Massa mediastinal anterior + fraqueza muscular → Pesquisar Miastenia Gravis (Anti-AChR/MUSK).
Em pacientes com massa no mediastino anterior e sintomas de fraqueza, a investigação de Miastenia Gravis é mandatória antes de intervenções cirúrgicas.
O mediastino anterior é o sítio mais comum de tumores tímicos. O timoma é a neoplasia primária mais frequente nessa localização em adultos. A apresentação clínica pode variar de assintomática a sintomas compressivos ou síndromes paraneoplásicas, sendo a Miastenia Gravis a mais comum. A avaliação pré-operatória deve incluir a pesquisa de anticorpos anti-AChR, pois o manejo anestésico em pacientes com MG exige cuidados específicos devido à sensibilidade a bloqueadores neuromusculares. O tratamento de escolha para timomas ressecáveis é a timectomia completa.
A biópsia transtorácica de massas mediastinais anteriores suspeitas de timoma é geralmente evitada devido ao risco de disseminação de células tumorais (seeding) ao longo do trajeto da agulha. O diagnóstico é frequentemente presuntivo por imagem e confirmado após a ressecção cirúrgica completa.

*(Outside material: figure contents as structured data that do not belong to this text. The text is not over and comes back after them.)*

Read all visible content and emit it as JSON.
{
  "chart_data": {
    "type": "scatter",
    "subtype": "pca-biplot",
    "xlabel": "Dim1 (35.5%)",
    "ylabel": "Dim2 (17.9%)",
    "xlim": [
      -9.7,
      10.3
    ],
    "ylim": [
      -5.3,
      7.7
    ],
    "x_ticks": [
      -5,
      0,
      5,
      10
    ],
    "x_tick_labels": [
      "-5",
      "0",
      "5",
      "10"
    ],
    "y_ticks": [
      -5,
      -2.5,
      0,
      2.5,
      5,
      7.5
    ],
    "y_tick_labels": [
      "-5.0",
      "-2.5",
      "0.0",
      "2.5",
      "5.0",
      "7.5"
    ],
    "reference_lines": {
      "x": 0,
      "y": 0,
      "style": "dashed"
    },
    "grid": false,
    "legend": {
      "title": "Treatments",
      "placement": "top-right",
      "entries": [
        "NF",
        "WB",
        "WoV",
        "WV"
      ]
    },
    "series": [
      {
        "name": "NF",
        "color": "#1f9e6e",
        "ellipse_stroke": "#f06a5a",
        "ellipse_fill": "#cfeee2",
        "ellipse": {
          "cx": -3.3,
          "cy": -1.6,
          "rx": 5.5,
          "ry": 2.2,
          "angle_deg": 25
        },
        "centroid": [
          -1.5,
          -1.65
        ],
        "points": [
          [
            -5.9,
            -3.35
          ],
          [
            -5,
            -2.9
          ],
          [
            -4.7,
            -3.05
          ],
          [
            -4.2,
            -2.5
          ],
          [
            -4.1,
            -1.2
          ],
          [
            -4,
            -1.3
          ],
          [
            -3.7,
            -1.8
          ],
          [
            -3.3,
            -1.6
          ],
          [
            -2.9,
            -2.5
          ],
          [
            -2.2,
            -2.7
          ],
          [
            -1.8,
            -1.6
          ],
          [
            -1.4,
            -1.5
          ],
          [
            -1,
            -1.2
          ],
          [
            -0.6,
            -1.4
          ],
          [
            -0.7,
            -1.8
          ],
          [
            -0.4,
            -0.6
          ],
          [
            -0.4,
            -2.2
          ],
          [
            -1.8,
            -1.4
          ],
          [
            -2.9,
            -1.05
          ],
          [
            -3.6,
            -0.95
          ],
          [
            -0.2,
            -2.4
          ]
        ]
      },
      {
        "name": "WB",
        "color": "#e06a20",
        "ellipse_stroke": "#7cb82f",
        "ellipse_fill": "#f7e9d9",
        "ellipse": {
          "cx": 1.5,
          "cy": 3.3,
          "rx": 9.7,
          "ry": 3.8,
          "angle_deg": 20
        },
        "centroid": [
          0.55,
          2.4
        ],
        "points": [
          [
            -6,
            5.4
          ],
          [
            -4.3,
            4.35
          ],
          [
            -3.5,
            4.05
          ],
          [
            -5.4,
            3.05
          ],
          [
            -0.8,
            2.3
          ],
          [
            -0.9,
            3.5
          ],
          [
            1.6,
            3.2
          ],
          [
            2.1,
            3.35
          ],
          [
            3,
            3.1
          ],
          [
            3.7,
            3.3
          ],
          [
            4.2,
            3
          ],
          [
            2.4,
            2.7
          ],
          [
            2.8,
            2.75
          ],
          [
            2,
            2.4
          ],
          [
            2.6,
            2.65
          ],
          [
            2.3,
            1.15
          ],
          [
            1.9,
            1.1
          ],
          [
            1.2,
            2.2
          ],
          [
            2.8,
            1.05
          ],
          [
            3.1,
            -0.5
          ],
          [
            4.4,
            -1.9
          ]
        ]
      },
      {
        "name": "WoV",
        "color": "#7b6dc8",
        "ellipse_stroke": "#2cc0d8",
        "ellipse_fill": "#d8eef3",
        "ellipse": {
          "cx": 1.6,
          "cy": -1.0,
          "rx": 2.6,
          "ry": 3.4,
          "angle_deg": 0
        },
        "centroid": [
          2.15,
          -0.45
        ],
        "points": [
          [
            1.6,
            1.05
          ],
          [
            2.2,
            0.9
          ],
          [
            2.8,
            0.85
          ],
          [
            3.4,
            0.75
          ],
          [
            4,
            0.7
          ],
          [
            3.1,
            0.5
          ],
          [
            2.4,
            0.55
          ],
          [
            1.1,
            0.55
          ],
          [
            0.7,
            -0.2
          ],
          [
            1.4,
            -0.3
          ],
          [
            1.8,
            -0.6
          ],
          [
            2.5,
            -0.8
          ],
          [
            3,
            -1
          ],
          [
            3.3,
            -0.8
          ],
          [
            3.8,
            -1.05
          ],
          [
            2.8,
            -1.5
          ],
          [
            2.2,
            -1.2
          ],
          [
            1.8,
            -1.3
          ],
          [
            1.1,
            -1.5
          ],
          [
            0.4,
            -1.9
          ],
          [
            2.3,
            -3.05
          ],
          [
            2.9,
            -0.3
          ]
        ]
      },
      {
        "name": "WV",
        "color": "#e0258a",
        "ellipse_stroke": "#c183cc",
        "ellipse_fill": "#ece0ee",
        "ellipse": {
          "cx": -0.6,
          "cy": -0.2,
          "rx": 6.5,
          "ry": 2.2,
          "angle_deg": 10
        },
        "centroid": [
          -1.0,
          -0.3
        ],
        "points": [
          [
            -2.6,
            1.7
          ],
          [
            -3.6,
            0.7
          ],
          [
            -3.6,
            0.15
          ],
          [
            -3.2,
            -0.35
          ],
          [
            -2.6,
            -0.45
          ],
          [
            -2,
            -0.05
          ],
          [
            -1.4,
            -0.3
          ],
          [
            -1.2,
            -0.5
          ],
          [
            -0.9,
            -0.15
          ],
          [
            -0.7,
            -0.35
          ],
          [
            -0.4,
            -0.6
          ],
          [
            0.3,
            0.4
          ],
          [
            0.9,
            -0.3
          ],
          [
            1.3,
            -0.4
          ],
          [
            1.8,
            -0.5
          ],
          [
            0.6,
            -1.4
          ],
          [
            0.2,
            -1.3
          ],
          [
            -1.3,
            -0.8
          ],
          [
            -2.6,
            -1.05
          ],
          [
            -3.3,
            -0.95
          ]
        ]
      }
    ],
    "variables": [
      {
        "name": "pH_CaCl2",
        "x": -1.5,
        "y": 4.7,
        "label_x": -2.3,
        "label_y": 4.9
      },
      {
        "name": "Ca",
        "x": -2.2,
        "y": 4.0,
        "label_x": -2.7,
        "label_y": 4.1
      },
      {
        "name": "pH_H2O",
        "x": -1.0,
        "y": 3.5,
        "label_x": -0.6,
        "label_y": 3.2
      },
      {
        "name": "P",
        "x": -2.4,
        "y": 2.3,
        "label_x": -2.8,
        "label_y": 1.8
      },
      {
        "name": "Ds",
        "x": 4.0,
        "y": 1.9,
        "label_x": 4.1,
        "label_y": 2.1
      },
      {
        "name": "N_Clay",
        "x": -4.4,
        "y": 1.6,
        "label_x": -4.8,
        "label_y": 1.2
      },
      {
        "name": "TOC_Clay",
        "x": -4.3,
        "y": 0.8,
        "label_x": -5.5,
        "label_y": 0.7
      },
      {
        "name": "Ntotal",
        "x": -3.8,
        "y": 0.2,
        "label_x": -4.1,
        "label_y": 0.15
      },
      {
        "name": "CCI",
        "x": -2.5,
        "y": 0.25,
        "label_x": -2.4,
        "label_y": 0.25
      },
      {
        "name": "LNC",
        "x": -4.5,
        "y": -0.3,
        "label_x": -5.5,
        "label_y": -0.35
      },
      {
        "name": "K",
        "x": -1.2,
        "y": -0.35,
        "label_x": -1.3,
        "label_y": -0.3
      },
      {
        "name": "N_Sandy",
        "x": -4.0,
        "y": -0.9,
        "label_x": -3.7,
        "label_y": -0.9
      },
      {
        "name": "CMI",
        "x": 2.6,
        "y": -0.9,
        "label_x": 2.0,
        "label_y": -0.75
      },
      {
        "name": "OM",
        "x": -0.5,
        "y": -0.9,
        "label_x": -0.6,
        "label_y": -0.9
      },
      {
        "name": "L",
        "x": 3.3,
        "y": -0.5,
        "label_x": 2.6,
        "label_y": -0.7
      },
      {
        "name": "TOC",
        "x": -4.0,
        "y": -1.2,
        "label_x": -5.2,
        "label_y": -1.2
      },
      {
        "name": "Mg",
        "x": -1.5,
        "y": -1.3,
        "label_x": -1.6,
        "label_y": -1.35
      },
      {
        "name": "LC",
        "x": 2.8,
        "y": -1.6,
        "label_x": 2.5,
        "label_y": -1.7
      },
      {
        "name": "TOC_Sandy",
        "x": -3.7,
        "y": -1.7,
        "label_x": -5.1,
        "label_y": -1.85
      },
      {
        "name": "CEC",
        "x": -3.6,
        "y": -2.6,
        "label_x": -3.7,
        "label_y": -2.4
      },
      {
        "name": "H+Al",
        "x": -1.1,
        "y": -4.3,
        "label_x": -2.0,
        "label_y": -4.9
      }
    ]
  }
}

Cerca de 30-50% dos pacientes com timoma apresentam Miastenia Gravis (MG), e 10-15% dos pacientes com MG possuem um timoma. A MG é uma síndrome paraneoplásica autoimune onde anticorpos atacam a junção neuromuscular.
O anticorpo anti-MUSK é solicitado em pacientes com suspeita clínica de Miastenia Gravis que apresentam sorologia negativa para anticorpos contra o receptor de acetilcolina (anti-AChR), caracterizando a MG soronegativa.